GARY ROBBE: There are many writers who had a profound influence on me, and what and how I write. But there are two who stand out. When I read Ray Bradbury at a very early age, specifically Dandelion Wine, I knew that I wanted to write and tell stories the way he could. His storytelling and simplicity, and the way he could get a message across without pounding you on the head, definitely influenced me to the core. Another writer who got to me, at a much later date, was Harlan Ellison. When I read I Have No Mouth and I Must Scream, and A Boy and his Dog, I was completely blown away. Harlan’s writing style and anger shone through with everything he wrote, and he embodied what I thought a writer was all about. We are who we read, and I often reread Ray and Harlan to remind myself what writing can do.


DESI D: As a writer, what would you choose as your mascot and why?


GARY ROBBE: Has to be a squirrel. They’re cute on the surface, but they’re really rats with a fluffy tail. I used to pretend I was a squirrel when I was a toddler (this was the day and age of Chip and Dale, who were chipmunks, not squirrels). So, yeah, an animal that is really deceptive. We’re terrified of rats eating our face, but squirrels? Not so much. But they will…


DESI D: Name six of your favorite horror movies or books. Elaborate on any of them.


GARY ROBBE: I grew up watching all the great Universal monster films, watched all of them over and over, usually late at night on Shock Theater on a black and white TV. Frankenstein, the monster played by Boris Karloff, and King Kong, played by himself, stood out and were always special to watch. Psycho scared the shit out of me at a very vulnerable age. I’m still wary of showers. Halloween. Alien. The Thing. Almost perfect horror films.

But ultimately my heart belongs to the old, tattered black and white (sometimes color) horror films of my childhood. Anything by Hitchcock or Roger Corman, all the cheap and cheesy effects and acting, the bad costumes, all of it.


Books? Salem’s Lot. Interview with a Vampire. The Exorcist. Rosemary’s Baby. Maybe the most disturbing and haunting book I ever read was Johnny Got His Gun by Dalton Trumbo.


DESI D: “Scrape” from Denver Horror Collective’s new anthology, Terror at 5280’ is a disturbing tale; can you tell us a little about how it came into being?


GARY ROBBE: Gentrification gone bad.
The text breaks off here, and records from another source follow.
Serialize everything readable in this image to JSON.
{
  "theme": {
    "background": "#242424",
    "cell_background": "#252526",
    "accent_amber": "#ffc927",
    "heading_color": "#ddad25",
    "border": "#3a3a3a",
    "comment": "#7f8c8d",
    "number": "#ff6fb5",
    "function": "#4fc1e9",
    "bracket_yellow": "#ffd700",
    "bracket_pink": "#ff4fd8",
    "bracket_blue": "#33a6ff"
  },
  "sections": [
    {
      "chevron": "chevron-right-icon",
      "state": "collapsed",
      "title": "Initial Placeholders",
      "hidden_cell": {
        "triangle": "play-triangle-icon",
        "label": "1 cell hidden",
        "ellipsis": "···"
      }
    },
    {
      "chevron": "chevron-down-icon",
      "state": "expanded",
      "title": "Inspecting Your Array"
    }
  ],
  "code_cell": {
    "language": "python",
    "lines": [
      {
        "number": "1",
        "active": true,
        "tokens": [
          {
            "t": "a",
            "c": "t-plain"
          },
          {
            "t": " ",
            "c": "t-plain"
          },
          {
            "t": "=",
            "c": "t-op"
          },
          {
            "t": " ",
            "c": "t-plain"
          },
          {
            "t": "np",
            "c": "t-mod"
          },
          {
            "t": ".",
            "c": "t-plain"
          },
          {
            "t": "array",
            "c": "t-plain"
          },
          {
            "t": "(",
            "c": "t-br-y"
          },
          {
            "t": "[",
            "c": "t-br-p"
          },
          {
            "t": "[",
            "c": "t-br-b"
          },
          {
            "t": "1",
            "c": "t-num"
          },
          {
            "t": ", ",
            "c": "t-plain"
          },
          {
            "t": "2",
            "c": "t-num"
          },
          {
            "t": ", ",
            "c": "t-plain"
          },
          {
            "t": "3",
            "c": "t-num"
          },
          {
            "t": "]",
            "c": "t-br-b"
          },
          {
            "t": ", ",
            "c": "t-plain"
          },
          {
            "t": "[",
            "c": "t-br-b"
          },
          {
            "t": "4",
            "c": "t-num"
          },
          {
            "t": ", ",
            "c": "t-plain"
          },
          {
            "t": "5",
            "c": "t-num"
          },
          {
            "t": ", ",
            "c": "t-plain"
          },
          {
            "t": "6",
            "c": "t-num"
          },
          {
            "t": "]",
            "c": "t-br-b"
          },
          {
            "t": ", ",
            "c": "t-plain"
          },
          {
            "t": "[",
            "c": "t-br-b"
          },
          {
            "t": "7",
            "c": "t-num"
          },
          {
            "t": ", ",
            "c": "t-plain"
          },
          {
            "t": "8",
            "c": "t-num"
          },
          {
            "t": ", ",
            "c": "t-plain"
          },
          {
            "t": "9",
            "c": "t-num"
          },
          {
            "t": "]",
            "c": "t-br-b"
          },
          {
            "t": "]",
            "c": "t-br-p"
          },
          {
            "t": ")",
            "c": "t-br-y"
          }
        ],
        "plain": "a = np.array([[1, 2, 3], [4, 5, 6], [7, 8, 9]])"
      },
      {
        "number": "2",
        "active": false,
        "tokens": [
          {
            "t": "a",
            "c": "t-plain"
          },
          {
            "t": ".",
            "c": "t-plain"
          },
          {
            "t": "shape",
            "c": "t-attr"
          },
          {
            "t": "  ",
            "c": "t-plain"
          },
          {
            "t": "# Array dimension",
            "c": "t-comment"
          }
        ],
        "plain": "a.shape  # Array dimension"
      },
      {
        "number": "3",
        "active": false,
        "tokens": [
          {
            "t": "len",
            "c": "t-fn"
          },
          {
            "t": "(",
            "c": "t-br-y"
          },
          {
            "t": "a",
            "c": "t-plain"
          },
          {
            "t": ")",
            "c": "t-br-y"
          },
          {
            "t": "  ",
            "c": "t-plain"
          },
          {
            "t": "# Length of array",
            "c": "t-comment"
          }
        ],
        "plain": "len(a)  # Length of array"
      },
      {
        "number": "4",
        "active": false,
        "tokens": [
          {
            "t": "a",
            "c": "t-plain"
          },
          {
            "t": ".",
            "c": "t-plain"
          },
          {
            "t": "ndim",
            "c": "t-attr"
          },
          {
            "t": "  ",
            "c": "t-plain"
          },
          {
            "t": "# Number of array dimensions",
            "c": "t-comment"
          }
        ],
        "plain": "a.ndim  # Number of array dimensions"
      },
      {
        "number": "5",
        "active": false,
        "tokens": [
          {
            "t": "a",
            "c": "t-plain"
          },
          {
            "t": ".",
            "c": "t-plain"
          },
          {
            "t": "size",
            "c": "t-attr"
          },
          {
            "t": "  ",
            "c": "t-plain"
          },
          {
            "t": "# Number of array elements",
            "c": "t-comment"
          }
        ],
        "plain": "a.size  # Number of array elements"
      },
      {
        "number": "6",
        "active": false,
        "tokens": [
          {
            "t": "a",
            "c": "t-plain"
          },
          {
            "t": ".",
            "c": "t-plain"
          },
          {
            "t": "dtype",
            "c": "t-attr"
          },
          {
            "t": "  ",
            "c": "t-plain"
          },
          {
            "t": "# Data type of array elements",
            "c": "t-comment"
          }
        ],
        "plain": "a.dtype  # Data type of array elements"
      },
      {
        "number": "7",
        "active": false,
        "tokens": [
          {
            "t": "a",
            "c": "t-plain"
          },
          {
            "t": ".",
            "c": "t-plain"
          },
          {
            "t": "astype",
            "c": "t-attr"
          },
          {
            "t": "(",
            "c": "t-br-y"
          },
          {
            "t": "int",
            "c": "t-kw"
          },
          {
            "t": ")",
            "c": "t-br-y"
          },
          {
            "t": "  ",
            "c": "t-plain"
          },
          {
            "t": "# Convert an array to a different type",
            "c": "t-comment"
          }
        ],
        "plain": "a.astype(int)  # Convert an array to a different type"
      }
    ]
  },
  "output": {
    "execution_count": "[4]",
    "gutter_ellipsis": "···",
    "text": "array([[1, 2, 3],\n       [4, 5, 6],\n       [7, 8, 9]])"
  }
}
An image came to me, children staring from a window of a place that was being torn down, and the story took off from there. Loss to me is the ultimate great fear. Loss of control. Loss of what we love. Loss of self. I thought, what if a family scraped an old house and built a new one in its place. And once they moved into the new house they realized the old place was still very much there. Maybe it is a little homage to House of Leaves, a story I really liked but didn’t understand all that well. Of course, I did have to give the story a happy, Disney ending. That’s my homage to Chip and Dale, those crazy mixed up rodents.